The Stranger picked Common Market as one of the “6 Best Hip-Hop Albums of 2005” saying:

As Common Market, RA Scion and DJ Sabzi released a CD that is rock solid. Unlike Framework’s hypercreative Hello World, which bubbles and froths wonderfully all over the place, Common Market is clean, clear, and shaped by precious patience. Very little is wasted on this CD—which was recorded over four months in Sabzi’s Beacon Hill studio. Every beat and its matching rap is the product of what DJ Premier famously called “deep concentration.” DJ Sabzi and RA Scion first worked together on two tracks on RA Scion’s Live & Learn, and soon after the CD was released the two decided to renew and widen their relationship to a full-length CD. In the way that Mobb Deep’s single “Shook Ones Pt. II” was expanded into the greatest rap CD of the ’90s, Hell on Earth, Live and Learn‘s “The Water” was expanded into Common Market.

“RA Scion is older than me, and he has a style that really comes out of the early ’90s,” explains Sabzi. “Not that it’s out of date or anything. It allowed me to think about hip-hop from a historical perspective. I had to mine sounds and samples that could work with his flow. RA Scion is a conscious rapper and [the early ’90s] was the period of conscious rapping.”

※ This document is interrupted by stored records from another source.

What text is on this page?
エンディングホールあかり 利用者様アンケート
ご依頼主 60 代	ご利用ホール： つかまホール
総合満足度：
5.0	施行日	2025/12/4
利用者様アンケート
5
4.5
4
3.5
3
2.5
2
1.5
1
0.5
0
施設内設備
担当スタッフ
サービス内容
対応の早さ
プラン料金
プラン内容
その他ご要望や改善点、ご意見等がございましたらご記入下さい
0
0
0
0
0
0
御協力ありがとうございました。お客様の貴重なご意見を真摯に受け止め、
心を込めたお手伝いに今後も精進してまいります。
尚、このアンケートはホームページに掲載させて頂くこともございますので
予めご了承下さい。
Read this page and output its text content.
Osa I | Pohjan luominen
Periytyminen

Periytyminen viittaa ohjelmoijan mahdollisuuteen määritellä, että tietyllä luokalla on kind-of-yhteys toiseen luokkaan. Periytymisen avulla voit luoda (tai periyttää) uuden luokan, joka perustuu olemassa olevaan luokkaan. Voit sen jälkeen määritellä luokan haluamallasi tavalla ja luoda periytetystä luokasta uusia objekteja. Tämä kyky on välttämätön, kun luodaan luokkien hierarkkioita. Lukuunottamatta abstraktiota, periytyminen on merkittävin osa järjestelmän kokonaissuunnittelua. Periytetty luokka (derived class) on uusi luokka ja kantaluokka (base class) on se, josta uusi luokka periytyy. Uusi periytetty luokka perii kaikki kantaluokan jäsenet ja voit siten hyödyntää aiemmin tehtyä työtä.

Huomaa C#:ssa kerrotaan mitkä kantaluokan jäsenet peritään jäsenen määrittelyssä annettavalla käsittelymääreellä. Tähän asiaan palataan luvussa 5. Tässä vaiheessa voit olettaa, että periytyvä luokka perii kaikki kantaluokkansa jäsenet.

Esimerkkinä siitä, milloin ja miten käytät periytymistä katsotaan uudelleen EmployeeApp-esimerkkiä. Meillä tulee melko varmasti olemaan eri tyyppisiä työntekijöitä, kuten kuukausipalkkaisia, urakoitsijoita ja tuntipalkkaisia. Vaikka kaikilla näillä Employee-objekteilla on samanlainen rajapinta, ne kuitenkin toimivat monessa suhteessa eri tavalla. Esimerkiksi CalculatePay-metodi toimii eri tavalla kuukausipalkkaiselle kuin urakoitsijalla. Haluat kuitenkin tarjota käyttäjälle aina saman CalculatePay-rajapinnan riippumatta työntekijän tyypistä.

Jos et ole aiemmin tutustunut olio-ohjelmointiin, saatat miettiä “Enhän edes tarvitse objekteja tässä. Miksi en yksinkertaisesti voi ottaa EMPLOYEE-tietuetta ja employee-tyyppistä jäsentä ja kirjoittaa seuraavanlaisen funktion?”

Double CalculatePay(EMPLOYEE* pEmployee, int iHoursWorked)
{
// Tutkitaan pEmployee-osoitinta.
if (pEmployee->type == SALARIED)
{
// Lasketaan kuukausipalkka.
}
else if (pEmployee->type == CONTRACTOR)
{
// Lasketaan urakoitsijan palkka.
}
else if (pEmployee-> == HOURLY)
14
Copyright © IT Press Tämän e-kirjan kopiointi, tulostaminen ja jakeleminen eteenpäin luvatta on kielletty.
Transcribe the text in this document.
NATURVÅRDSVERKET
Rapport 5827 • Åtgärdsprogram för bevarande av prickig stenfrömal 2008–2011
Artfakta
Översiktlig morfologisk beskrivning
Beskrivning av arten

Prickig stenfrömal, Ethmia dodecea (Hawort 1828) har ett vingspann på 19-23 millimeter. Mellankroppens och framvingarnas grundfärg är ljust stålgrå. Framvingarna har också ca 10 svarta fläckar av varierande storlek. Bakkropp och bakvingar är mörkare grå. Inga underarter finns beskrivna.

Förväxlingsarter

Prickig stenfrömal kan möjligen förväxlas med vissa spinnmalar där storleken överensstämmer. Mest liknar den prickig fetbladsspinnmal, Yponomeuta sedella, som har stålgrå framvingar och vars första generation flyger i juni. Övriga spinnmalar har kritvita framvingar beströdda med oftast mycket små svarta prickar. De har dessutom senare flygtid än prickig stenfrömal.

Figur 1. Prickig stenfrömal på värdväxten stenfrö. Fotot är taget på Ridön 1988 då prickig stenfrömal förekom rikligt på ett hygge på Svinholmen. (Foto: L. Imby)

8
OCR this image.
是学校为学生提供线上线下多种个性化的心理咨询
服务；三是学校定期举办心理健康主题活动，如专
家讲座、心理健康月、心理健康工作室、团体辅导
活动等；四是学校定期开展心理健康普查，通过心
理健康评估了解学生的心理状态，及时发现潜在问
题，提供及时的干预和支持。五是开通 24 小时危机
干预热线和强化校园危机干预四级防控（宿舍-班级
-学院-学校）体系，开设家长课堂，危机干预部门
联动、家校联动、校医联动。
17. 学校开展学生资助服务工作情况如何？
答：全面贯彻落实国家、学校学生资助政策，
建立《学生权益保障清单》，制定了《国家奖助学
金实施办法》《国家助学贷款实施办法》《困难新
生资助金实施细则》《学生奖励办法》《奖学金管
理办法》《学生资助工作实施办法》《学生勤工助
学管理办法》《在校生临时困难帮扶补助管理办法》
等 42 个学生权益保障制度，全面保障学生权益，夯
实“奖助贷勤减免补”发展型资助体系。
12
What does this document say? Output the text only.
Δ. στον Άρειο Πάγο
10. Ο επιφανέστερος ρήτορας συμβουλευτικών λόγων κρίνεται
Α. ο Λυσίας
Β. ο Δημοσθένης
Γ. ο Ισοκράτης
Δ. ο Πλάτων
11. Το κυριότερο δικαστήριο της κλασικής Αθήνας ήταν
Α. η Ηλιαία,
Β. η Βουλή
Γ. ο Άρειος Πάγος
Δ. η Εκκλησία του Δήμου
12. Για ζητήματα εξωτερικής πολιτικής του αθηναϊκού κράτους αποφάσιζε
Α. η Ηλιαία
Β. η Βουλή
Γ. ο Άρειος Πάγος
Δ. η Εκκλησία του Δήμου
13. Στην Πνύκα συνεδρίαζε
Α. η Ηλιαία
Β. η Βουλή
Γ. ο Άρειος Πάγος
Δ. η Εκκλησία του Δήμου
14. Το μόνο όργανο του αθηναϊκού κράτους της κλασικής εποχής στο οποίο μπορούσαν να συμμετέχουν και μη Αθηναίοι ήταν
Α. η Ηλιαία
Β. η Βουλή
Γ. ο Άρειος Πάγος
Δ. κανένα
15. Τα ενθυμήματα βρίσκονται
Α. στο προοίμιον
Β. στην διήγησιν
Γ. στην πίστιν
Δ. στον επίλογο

If white rappers are to make a real contribution to hip-hop, it is to connect the music with the global, anti-capitalist movement. And this is precisely what RA Scion does so impressively. For him, it’s not about “elephants and asses” but getting down with “activists”—those who were on the streets in 1999 protesting WTO, those who are against the current war in Iraq, who are against corporate exploitation of Third World labor. Hip-hop must be plugged into these new, post-fordist revolutionary flows.

Although his knowledge of rapping is impeccable—as demonstrated on the CD’s concluding track “Doors”—RA Scion’s moralizing can get a bit heavy at times. In “Every Last One,” Common Market’s best track, he states that the world would be a better place if we changed liquor stores into art galleries. (The problem with this proposition is there’s more good wine in this city than there is good art, and adding new galleries is not going to change that fact.) But then again, RA Scion descends from a long and vital hip-hop tradition of teaching the youth (“for me emcee means mentor the child,” he raps on “Doors”), which is why his hero is KRS-One, the father of hip-hop moralizing (“I don’t eat goat or ham or hamburger, because for me that’s self-murder”—from “My Philosophy,” the record that tops RA Scion’s eternal hip-hop list).